Love is certainly not self-righteously condemning others. Nor does it desire to be excessively harsh. But loving others as Jesus showed love, requires standing up to self-destructive behaviors and risking offence, hostility, and even the wrath of men to redeem them. Calling homosexuality a sin and vigorously fighting the redefinition of marriage may seem cruel, “homophobic,” and even a hateful response by many.
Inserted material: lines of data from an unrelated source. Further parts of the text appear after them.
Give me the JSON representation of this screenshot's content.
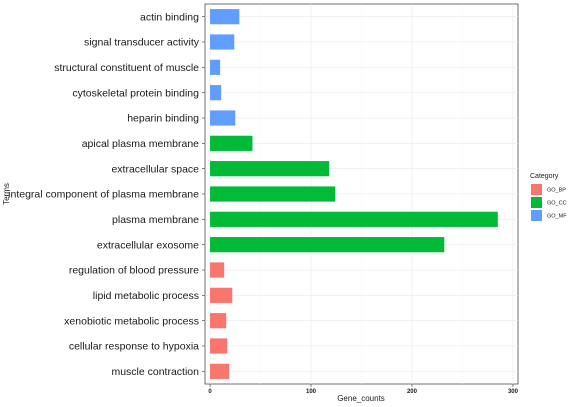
{
  "chart_data": {
    "type": "bar",
    "orientation": "horizontal",
    "xlabel": "Gene_counts",
    "ylabel": "Terms",
    "xlim": [
      -5,
      305
    ],
    "x_ticks": [
      0,
      100,
      200,
      300
    ],
    "grid": true,
    "legend_position": "right",
    "legend_title": "Category",
    "categories_order": [
      "GO_BP",
      "GO_CC",
      "GO_MF"
    ],
    "colors": {
      "GO_BP": "#F8766D",
      "GO_CC": "#00BA38",
      "GO_MF": "#619CFF"
    },
    "bars": [
      {
        "term": "actin binding",
        "value": 29,
        "category": "GO_MF"
      },
      {
        "term": "signal transducer activity",
        "value": 24,
        "category": "GO_MF"
      },
      {
        "term": "structural constituent of muscle",
        "value": 10,
        "category": "GO_MF"
      },
      {
        "term": "cytoskeletal protein binding",
        "value": 11,
        "category": "GO_MF"
      },
      {
        "term": "heparin binding",
        "value": 25,
        "category": "GO_MF"
      },
      {
        "term": "apical plasma membrane",
        "value": 42,
        "category": "GO_CC"
      },
      {
        "term": "extracellular space",
        "value": 118,
        "category": "GO_CC"
      },
      {
        "term": "integral component of plasma membrane",
        "value": 124,
        "category": "GO_CC"
      },
      {
        "term": "plasma membrane",
        "value": 285,
        "category": "GO_CC"
      },
      {
        "term": "extracellular exosome",
        "value": 232,
        "category": "GO_CC"
      },
      {
        "term": "regulation of blood pressure",
        "value": 14,
        "category": "GO_BP"
      },
      {
        "term": "lipid metabolic process",
        "value": 22,
        "category": "GO_BP"
      },
      {
        "term": "xenobiotic metabolic process",
        "value": 16,
        "category": "GO_BP"
      },
      {
        "term": "cellular response to hypoxia",
        "value": 17,
        "category": "GO_BP"
      },
      {
        "term": "muscle contraction",
        "value": 19,
        "category": "GO_BP"
      }
    ]
  }
}
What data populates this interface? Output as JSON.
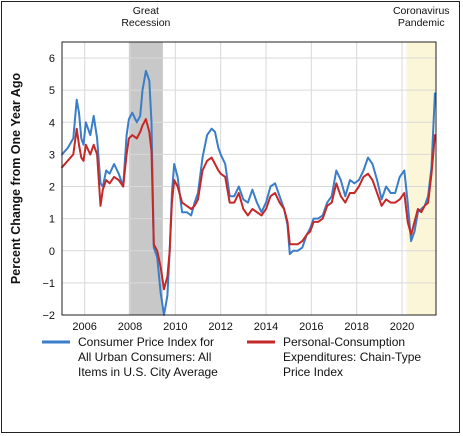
{
  "chart_data": {
    "type": "line",
    "ylabel": "Percent Change from One Year Ago",
    "xlabel": "",
    "xlim": [
      2005.0,
      2021.5
    ],
    "ylim": [
      -2,
      6.5
    ],
    "x_ticks": [
      "2006",
      "2008",
      "2010",
      "2012",
      "2014",
      "2016",
      "2018",
      "2020"
    ],
    "y_ticks": [
      "−2",
      "−1",
      "0",
      "1",
      "2",
      "3",
      "4",
      "5",
      "6"
    ],
    "grid": true,
    "legend_position": "bottom",
    "shaded_regions": [
      {
        "label_lines": [
          "Great",
          "Recession"
        ],
        "start": 2007.95,
        "end": 2009.45,
        "color": "#c8c8c8"
      },
      {
        "label_lines": [
          "Coronavirus",
          "Pandemic"
        ],
        "start": 2020.2,
        "end": 2021.5,
        "color": "#fbf6d8"
      }
    ],
    "series": [
      {
        "name": "Consumer Price Index for All Urban Consumers: All Items in U.S. City Average",
        "legend_lines": [
          "Consumer Price Index for",
          "All Urban Consumers: All",
          "Items in U.S. City Average"
        ],
        "color": "#3a7dc9",
        "x": [
          2005.0,
          2005.25,
          2005.5,
          2005.65,
          2005.75,
          2005.85,
          2005.95,
          2006.05,
          2006.25,
          2006.4,
          2006.55,
          2006.7,
          2006.8,
          2006.95,
          2007.1,
          2007.3,
          2007.5,
          2007.7,
          2007.85,
          2007.95,
          2008.1,
          2008.3,
          2008.45,
          2008.55,
          2008.7,
          2008.85,
          2008.95,
          2009.05,
          2009.2,
          2009.35,
          2009.5,
          2009.65,
          2009.75,
          2009.85,
          2009.95,
          2010.1,
          2010.3,
          2010.5,
          2010.7,
          2010.85,
          2011.0,
          2011.2,
          2011.4,
          2011.6,
          2011.75,
          2011.9,
          2012.0,
          2012.2,
          2012.4,
          2012.6,
          2012.8,
          2013.0,
          2013.2,
          2013.4,
          2013.6,
          2013.8,
          2014.0,
          2014.2,
          2014.4,
          2014.6,
          2014.8,
          2014.95,
          2015.05,
          2015.2,
          2015.4,
          2015.6,
          2015.8,
          2015.95,
          2016.1,
          2016.3,
          2016.5,
          2016.7,
          2016.9,
          2017.1,
          2017.3,
          2017.5,
          2017.7,
          2017.9,
          2018.1,
          2018.3,
          2018.5,
          2018.7,
          2018.9,
          2019.1,
          2019.3,
          2019.5,
          2019.7,
          2019.9,
          2020.1,
          2020.25,
          2020.4,
          2020.55,
          2020.7,
          2020.85,
          2021.0,
          2021.15,
          2021.3,
          2021.45
        ],
        "y": [
          3.0,
          3.2,
          3.5,
          4.7,
          4.3,
          3.5,
          3.3,
          4.0,
          3.6,
          4.2,
          3.5,
          2.1,
          2.0,
          2.5,
          2.4,
          2.7,
          2.4,
          2.0,
          3.6,
          4.1,
          4.3,
          4.0,
          4.2,
          5.0,
          5.6,
          5.3,
          4.0,
          0.1,
          -0.2,
          -1.3,
          -2.0,
          -1.4,
          0.0,
          1.8,
          2.7,
          2.3,
          1.2,
          1.2,
          1.1,
          1.5,
          1.8,
          2.9,
          3.6,
          3.8,
          3.7,
          3.2,
          3.0,
          2.7,
          1.7,
          1.7,
          2.0,
          1.6,
          1.5,
          1.9,
          1.5,
          1.2,
          1.5,
          2.0,
          2.1,
          1.7,
          1.3,
          0.8,
          -0.1,
          0.0,
          0.0,
          0.1,
          0.5,
          0.7,
          1.0,
          1.0,
          1.1,
          1.5,
          1.7,
          2.5,
          2.2,
          1.7,
          2.2,
          2.1,
          2.2,
          2.5,
          2.9,
          2.7,
          2.2,
          1.6,
          2.0,
          1.8,
          1.8,
          2.3,
          2.5,
          1.5,
          0.3,
          0.6,
          1.2,
          1.3,
          1.4,
          1.7,
          2.6,
          4.9
        ]
      },
      {
        "name": "Personal-Consumption Expenditures: Chain-Type Price Index",
        "legend_lines": [
          "Personal-Consumption",
          "Expenditures: Chain-Type",
          "Price Index"
        ],
        "color": "#c62828",
        "x": [
          2005.0,
          2005.25,
          2005.5,
          2005.65,
          2005.75,
          2005.85,
          2005.95,
          2006.05,
          2006.25,
          2006.4,
          2006.55,
          2006.7,
          2006.8,
          2006.95,
          2007.1,
          2007.3,
          2007.5,
          2007.7,
          2007.85,
          2007.95,
          2008.1,
          2008.3,
          2008.45,
          2008.55,
          2008.7,
          2008.85,
          2008.95,
          2009.05,
          2009.2,
          2009.35,
          2009.5,
          2009.65,
          2009.75,
          2009.85,
          2009.95,
          2010.1,
          2010.3,
          2010.5,
          2010.7,
          2010.85,
          2011.0,
          2011.2,
          2011.4,
          2011.6,
          2011.75,
          2011.9,
          2012.0,
          2012.2,
          2012.4,
          2012.6,
          2012.8,
          2013.0,
          2013.2,
          2013.4,
          2013.6,
          2013.8,
          2014.0,
          2014.2,
          2014.4,
          2014.6,
          2014.8,
          2014.95,
          2015.05,
          2015.2,
          2015.4,
          2015.6,
          2015.8,
          2015.95,
          2016.1,
          2016.3,
          2016.5,
          2016.7,
          2016.9,
          2017.1,
          2017.3,
          2017.5,
          2017.7,
          2017.9,
          2018.1,
          2018.3,
          2018.5,
          2018.7,
          2018.9,
          2019.1,
          2019.3,
          2019.5,
          2019.7,
          2019.9,
          2020.1,
          2020.25,
          2020.4,
          2020.55,
          2020.7,
          2020.85,
          2021.0,
          2021.15,
          2021.3,
          2021.45
        ],
        "y": [
          2.6,
          2.8,
          3.0,
          3.8,
          3.3,
          2.9,
          2.8,
          3.3,
          3.0,
          3.3,
          3.0,
          1.4,
          1.9,
          2.2,
          2.1,
          2.3,
          2.2,
          2.0,
          3.0,
          3.5,
          3.6,
          3.5,
          3.7,
          3.9,
          4.1,
          3.7,
          3.1,
          0.2,
          0.0,
          -0.5,
          -1.2,
          -0.8,
          0.0,
          1.5,
          2.2,
          2.0,
          1.5,
          1.4,
          1.3,
          1.4,
          1.6,
          2.5,
          2.8,
          2.9,
          2.7,
          2.5,
          2.4,
          2.3,
          1.5,
          1.5,
          1.8,
          1.3,
          1.1,
          1.3,
          1.2,
          1.1,
          1.3,
          1.7,
          1.8,
          1.5,
          1.3,
          0.9,
          0.2,
          0.2,
          0.2,
          0.3,
          0.5,
          0.6,
          0.9,
          0.9,
          1.0,
          1.4,
          1.5,
          2.1,
          1.7,
          1.5,
          1.8,
          1.8,
          2.0,
          2.3,
          2.4,
          2.2,
          1.8,
          1.4,
          1.6,
          1.5,
          1.5,
          1.6,
          1.8,
          0.9,
          0.5,
          0.9,
          1.3,
          1.2,
          1.4,
          1.5,
          2.4,
          3.6
        ]
      }
    ]
  }
}
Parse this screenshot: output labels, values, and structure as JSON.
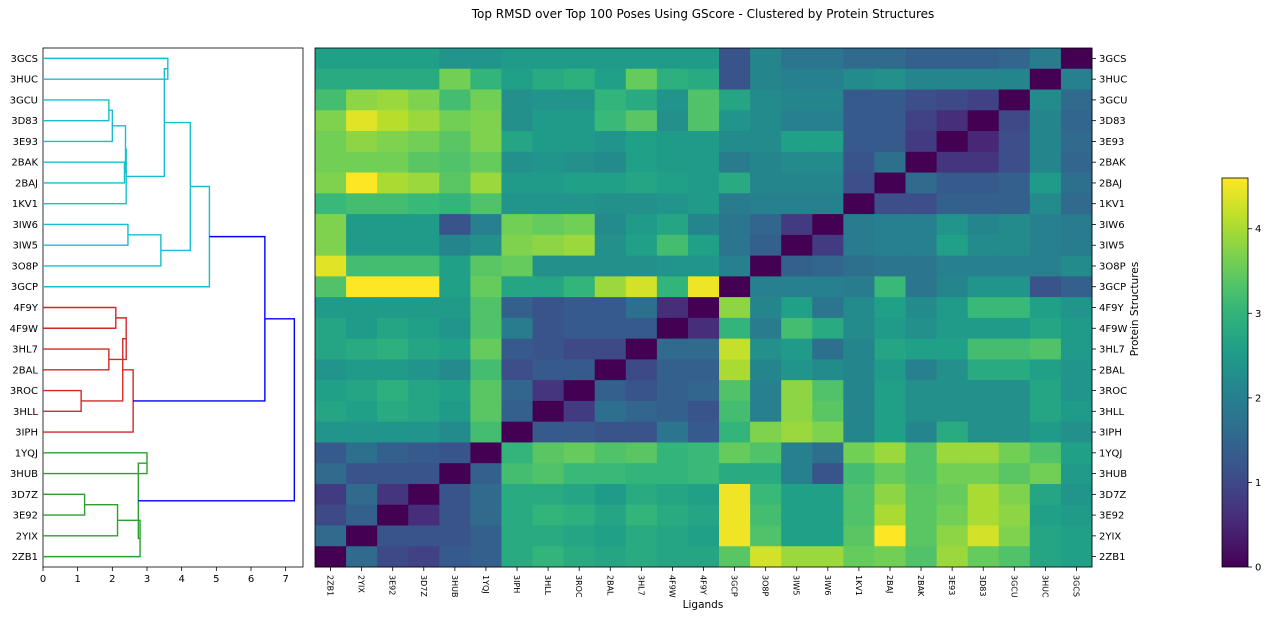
{
  "chart_data": [
    {
      "type": "dendrogram",
      "title": "Top RMSD over Top 100 Poses Using GScore - Clustered by Protein Structures",
      "leaves": [
        "3GCS",
        "3HUC",
        "3GCU",
        "3D83",
        "3E93",
        "2BAK",
        "2BAJ",
        "1KV1",
        "3IW6",
        "3IW5",
        "3O8P",
        "3GCP",
        "4F9Y",
        "4F9W",
        "3HL7",
        "2BAL",
        "3ROC",
        "3HLL",
        "3IPH",
        "1YQJ",
        "3HUB",
        "3D7Z",
        "3E92",
        "2YIX",
        "2ZB1"
      ],
      "x_ticks": [
        "0",
        "1",
        "2",
        "3",
        "4",
        "5",
        "6",
        "7"
      ],
      "xlim": [
        0,
        7.5
      ],
      "colors": {
        "cluster1": "#17becf",
        "cluster2": "#d62728",
        "cluster3": "#2ca02c",
        "root": "#0000ff"
      },
      "links": [
        {
          "a": 0,
          "b": 1,
          "h": 3.6,
          "c": "cluster1"
        },
        {
          "a": 2,
          "b": 3,
          "h": 1.9,
          "c": "cluster1"
        },
        {
          "a": "n2",
          "b": 4,
          "h": 2.0,
          "c": "cluster1"
        },
        {
          "a": 5,
          "b": 6,
          "h": 2.35,
          "c": "cluster1"
        },
        {
          "a": "n3",
          "b": "n4",
          "h": 2.38,
          "c": "cluster1"
        },
        {
          "a": "n5",
          "b": 7,
          "h": 2.4,
          "c": "cluster1"
        },
        {
          "a": "n1",
          "b": "n6",
          "h": 3.5,
          "c": "cluster1"
        },
        {
          "a": 8,
          "b": 9,
          "h": 2.45,
          "c": "cluster1"
        },
        {
          "a": "n8",
          "b": 10,
          "h": 3.4,
          "c": "cluster1"
        },
        {
          "a": "n7",
          "b": "n9",
          "h": 4.25,
          "c": "cluster1"
        },
        {
          "a": "n10",
          "b": 11,
          "h": 4.8,
          "c": "cluster1"
        },
        {
          "a": 12,
          "b": 13,
          "h": 2.1,
          "c": "cluster2"
        },
        {
          "a": 14,
          "b": 15,
          "h": 1.9,
          "c": "cluster2"
        },
        {
          "a": "n12",
          "b": "n13",
          "h": 2.4,
          "c": "cluster2"
        },
        {
          "a": 16,
          "b": 17,
          "h": 1.1,
          "c": "cluster2"
        },
        {
          "a": "n14",
          "b": "n15",
          "h": 2.3,
          "c": "cluster2"
        },
        {
          "a": "n16",
          "b": 18,
          "h": 2.6,
          "c": "cluster2"
        },
        {
          "a": "n11",
          "b": "n17",
          "h": 6.4,
          "c": "root"
        },
        {
          "a": 19,
          "b": 20,
          "h": 3.0,
          "c": "cluster3"
        },
        {
          "a": 21,
          "b": 22,
          "h": 1.2,
          "c": "cluster3"
        },
        {
          "a": "n20",
          "b": 23,
          "h": 2.15,
          "c": "cluster3"
        },
        {
          "a": "n21",
          "b": 24,
          "h": 2.8,
          "c": "cluster3"
        },
        {
          "a": "n19",
          "b": "n22",
          "h": 2.75,
          "c": "cluster3"
        },
        {
          "a": "n18",
          "b": "n23",
          "h": 7.25,
          "c": "root"
        }
      ]
    },
    {
      "type": "heatmap",
      "ylabel": "Protein Structures",
      "xlabel": "Ligands",
      "y_categories": [
        "3GCS",
        "3HUC",
        "3GCU",
        "3D83",
        "3E93",
        "2BAK",
        "2BAJ",
        "1KV1",
        "3IW6",
        "3IW5",
        "3O8P",
        "3GCP",
        "4F9Y",
        "4F9W",
        "3HL7",
        "2BAL",
        "3ROC",
        "3HLL",
        "3IPH",
        "1YQJ",
        "3HUB",
        "3D7Z",
        "3E92",
        "2YIX",
        "2ZB1"
      ],
      "x_categories": [
        "2ZB1",
        "2YIX",
        "3E92",
        "3D7Z",
        "3HUB",
        "1YQJ",
        "3IPH",
        "3HLL",
        "3ROC",
        "2BAL",
        "3HL7",
        "4F9W",
        "4F9Y",
        "3GCP",
        "3O8P",
        "3IW5",
        "3IW6",
        "1KV1",
        "2BAJ",
        "2BAK",
        "3E93",
        "3D83",
        "3GCU",
        "3HUC",
        "3GCS"
      ],
      "values": [
        [
          2.6,
          2.6,
          2.6,
          2.6,
          2.4,
          2.4,
          2.5,
          2.5,
          2.5,
          2.5,
          2.5,
          2.5,
          2.5,
          1.2,
          2.1,
          1.8,
          1.8,
          1.6,
          1.6,
          1.4,
          1.4,
          1.4,
          1.5,
          1.9,
          0.0
        ],
        [
          2.8,
          2.8,
          2.8,
          2.8,
          3.6,
          3.0,
          2.6,
          2.8,
          2.9,
          2.6,
          3.5,
          2.9,
          2.8,
          1.2,
          2.1,
          2.0,
          2.0,
          2.2,
          2.3,
          2.1,
          2.1,
          2.1,
          2.1,
          0.0,
          2.0
        ],
        [
          3.2,
          3.8,
          3.9,
          3.7,
          3.2,
          3.6,
          2.3,
          2.4,
          2.4,
          3.0,
          2.8,
          2.4,
          3.3,
          2.7,
          2.2,
          2.1,
          2.1,
          1.3,
          1.3,
          1.1,
          1.0,
          0.9,
          0.0,
          2.2,
          1.6
        ],
        [
          3.7,
          4.4,
          4.1,
          3.9,
          3.6,
          3.7,
          2.3,
          2.5,
          2.5,
          3.1,
          3.4,
          2.3,
          3.3,
          2.4,
          2.2,
          2.0,
          2.0,
          1.3,
          1.3,
          0.9,
          0.6,
          0.0,
          1.0,
          2.1,
          1.5
        ],
        [
          3.6,
          3.8,
          3.7,
          3.6,
          3.4,
          3.7,
          2.7,
          2.5,
          2.5,
          2.4,
          2.6,
          2.5,
          2.5,
          2.2,
          2.2,
          2.6,
          2.6,
          1.3,
          1.3,
          0.8,
          0.0,
          0.5,
          1.1,
          2.1,
          1.6
        ],
        [
          3.6,
          3.6,
          3.6,
          3.4,
          3.3,
          3.5,
          2.3,
          2.4,
          2.3,
          2.2,
          2.6,
          2.5,
          2.5,
          1.9,
          2.1,
          2.2,
          2.2,
          1.2,
          1.7,
          0.0,
          0.7,
          0.7,
          1.1,
          2.1,
          1.5
        ],
        [
          3.7,
          4.6,
          4.0,
          3.9,
          3.4,
          3.9,
          2.5,
          2.5,
          2.6,
          2.6,
          2.7,
          2.6,
          2.5,
          2.8,
          2.1,
          2.1,
          2.1,
          1.1,
          0.0,
          1.6,
          1.3,
          1.3,
          1.4,
          2.5,
          1.7
        ],
        [
          3.1,
          3.2,
          3.2,
          3.1,
          3.0,
          3.3,
          2.4,
          2.4,
          2.4,
          2.3,
          2.3,
          2.4,
          2.5,
          1.9,
          2.0,
          2.0,
          2.0,
          0.0,
          1.1,
          1.1,
          1.4,
          1.4,
          1.4,
          2.2,
          1.6
        ],
        [
          3.7,
          2.5,
          2.5,
          2.5,
          1.2,
          2.0,
          3.6,
          3.5,
          3.6,
          2.2,
          2.5,
          2.7,
          2.1,
          1.8,
          1.5,
          0.8,
          0.0,
          1.9,
          2.0,
          2.0,
          2.4,
          2.1,
          2.2,
          2.0,
          1.9
        ],
        [
          3.7,
          2.5,
          2.5,
          2.5,
          2.1,
          2.3,
          3.7,
          3.8,
          3.9,
          2.3,
          2.6,
          3.2,
          2.6,
          1.8,
          1.4,
          0.0,
          0.8,
          1.9,
          2.0,
          2.0,
          2.6,
          2.2,
          2.2,
          2.0,
          1.9
        ],
        [
          4.4,
          3.2,
          3.2,
          3.2,
          2.6,
          3.4,
          3.5,
          2.3,
          2.3,
          2.3,
          2.3,
          2.4,
          2.4,
          2.0,
          0.0,
          1.4,
          1.5,
          1.7,
          1.8,
          1.8,
          2.0,
          2.0,
          2.0,
          2.0,
          2.2
        ],
        [
          3.3,
          4.6,
          4.6,
          4.6,
          2.6,
          3.5,
          2.7,
          2.7,
          3.0,
          3.9,
          4.3,
          3.0,
          4.5,
          0.0,
          2.0,
          2.0,
          2.0,
          1.9,
          3.1,
          1.8,
          2.1,
          2.4,
          2.4,
          1.2,
          1.4
        ],
        [
          2.5,
          2.5,
          2.5,
          2.5,
          2.5,
          3.3,
          1.4,
          1.2,
          1.3,
          1.3,
          1.7,
          0.6,
          0.0,
          3.8,
          2.1,
          2.6,
          1.8,
          2.2,
          2.6,
          2.2,
          2.5,
          3.1,
          3.1,
          2.6,
          2.4
        ],
        [
          2.7,
          2.5,
          2.7,
          2.6,
          2.4,
          3.3,
          1.9,
          1.2,
          1.3,
          1.3,
          1.3,
          0.0,
          0.6,
          3.0,
          1.9,
          3.2,
          2.8,
          2.2,
          2.5,
          2.3,
          2.5,
          2.5,
          2.5,
          2.7,
          2.5
        ],
        [
          2.7,
          2.8,
          2.9,
          2.7,
          2.6,
          3.5,
          1.3,
          1.2,
          1.0,
          1.0,
          0.0,
          1.6,
          1.6,
          4.2,
          2.3,
          2.5,
          1.7,
          2.1,
          2.7,
          2.6,
          2.6,
          3.2,
          3.2,
          3.3,
          2.5
        ],
        [
          2.4,
          2.5,
          2.5,
          2.4,
          2.2,
          3.2,
          1.1,
          1.3,
          1.3,
          0.0,
          1.0,
          1.4,
          1.4,
          4.0,
          2.1,
          2.4,
          2.2,
          2.1,
          2.5,
          2.0,
          2.3,
          2.8,
          2.8,
          2.6,
          2.4
        ],
        [
          2.6,
          2.7,
          2.9,
          2.7,
          2.6,
          3.4,
          1.5,
          0.7,
          0.0,
          1.4,
          1.2,
          1.4,
          1.5,
          3.3,
          2.0,
          3.8,
          3.3,
          2.1,
          2.6,
          2.3,
          2.3,
          2.3,
          2.3,
          2.7,
          2.4
        ],
        [
          2.7,
          2.6,
          2.8,
          2.7,
          2.5,
          3.4,
          1.4,
          0.0,
          0.8,
          1.7,
          1.5,
          1.4,
          1.2,
          3.2,
          2.0,
          3.8,
          3.4,
          2.1,
          2.6,
          2.3,
          2.3,
          2.3,
          2.3,
          2.7,
          2.5
        ],
        [
          2.4,
          2.4,
          2.4,
          2.4,
          2.2,
          3.2,
          0.0,
          1.3,
          1.3,
          1.2,
          1.2,
          1.8,
          1.3,
          3.0,
          3.7,
          3.9,
          3.7,
          2.1,
          2.6,
          2.1,
          2.8,
          2.3,
          2.3,
          2.5,
          2.3
        ],
        [
          1.3,
          1.7,
          1.4,
          1.3,
          1.2,
          0.0,
          3.0,
          3.4,
          3.5,
          3.3,
          3.4,
          3.0,
          3.1,
          3.5,
          3.3,
          2.0,
          1.7,
          3.6,
          3.9,
          3.3,
          3.9,
          3.9,
          3.6,
          3.3,
          2.6
        ],
        [
          1.6,
          1.2,
          1.2,
          1.2,
          0.0,
          1.4,
          3.2,
          3.3,
          3.1,
          3.1,
          3.0,
          3.0,
          3.1,
          2.8,
          2.8,
          2.0,
          1.2,
          3.2,
          3.5,
          3.3,
          3.6,
          3.6,
          3.4,
          3.6,
          2.5
        ],
        [
          0.8,
          1.6,
          0.7,
          0.0,
          1.2,
          1.6,
          2.8,
          2.8,
          2.7,
          2.5,
          2.8,
          2.7,
          2.6,
          4.5,
          3.1,
          2.6,
          2.6,
          3.3,
          3.8,
          3.4,
          3.5,
          4.0,
          3.7,
          2.7,
          2.4
        ],
        [
          1.0,
          1.4,
          0.0,
          0.6,
          1.2,
          1.6,
          2.8,
          3.0,
          2.9,
          2.7,
          3.0,
          2.8,
          2.7,
          4.5,
          3.2,
          2.6,
          2.6,
          3.3,
          4.0,
          3.4,
          3.6,
          4.0,
          3.8,
          2.6,
          2.5
        ],
        [
          1.6,
          0.0,
          1.2,
          1.2,
          1.2,
          1.4,
          2.8,
          2.8,
          2.7,
          2.6,
          2.8,
          2.7,
          2.6,
          4.5,
          3.3,
          2.6,
          2.6,
          3.4,
          4.6,
          3.4,
          3.8,
          4.3,
          3.7,
          2.7,
          2.6
        ],
        [
          0.0,
          1.6,
          1.0,
          0.9,
          1.3,
          1.4,
          2.8,
          3.0,
          2.8,
          2.7,
          2.8,
          2.7,
          2.7,
          3.4,
          4.3,
          3.9,
          3.9,
          3.5,
          3.6,
          3.3,
          3.9,
          3.5,
          3.3,
          2.7,
          2.6
        ]
      ],
      "colorbar": {
        "ticks": [
          "0",
          "1",
          "2",
          "3",
          "4"
        ],
        "vmin": 0,
        "vmax": 4.6
      }
    }
  ]
}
But the fact is the homosexual can never know the freedom Christ gives or the joy He imparts if we simply acquiesce to their desires and demands – if we are unwilling to confront their behavior as a sin that damns and destroys.
To paraphrase something once noted by Jay Budziszewski:
Love drives us to visit the prisoner, moves us to dry out the alcoholic, motivate us to help the unwed mother prepare for her newborn, and causes us to admonish the homosexual to live chastely. But how much easier it is to placate the prisoner’s unwillingness to take responsibility for his crimes, give the drunk a drink, send the unwed mother to an abortionist clinic, and tell people caught up in same-sex attractions to just surrender to them. False love is a great deal less work and requires no sacrifice.
Loving as Jesus loved and loving your neighbor as yourself, requires bridging the gap – laying down our lives – not laying down and giving in.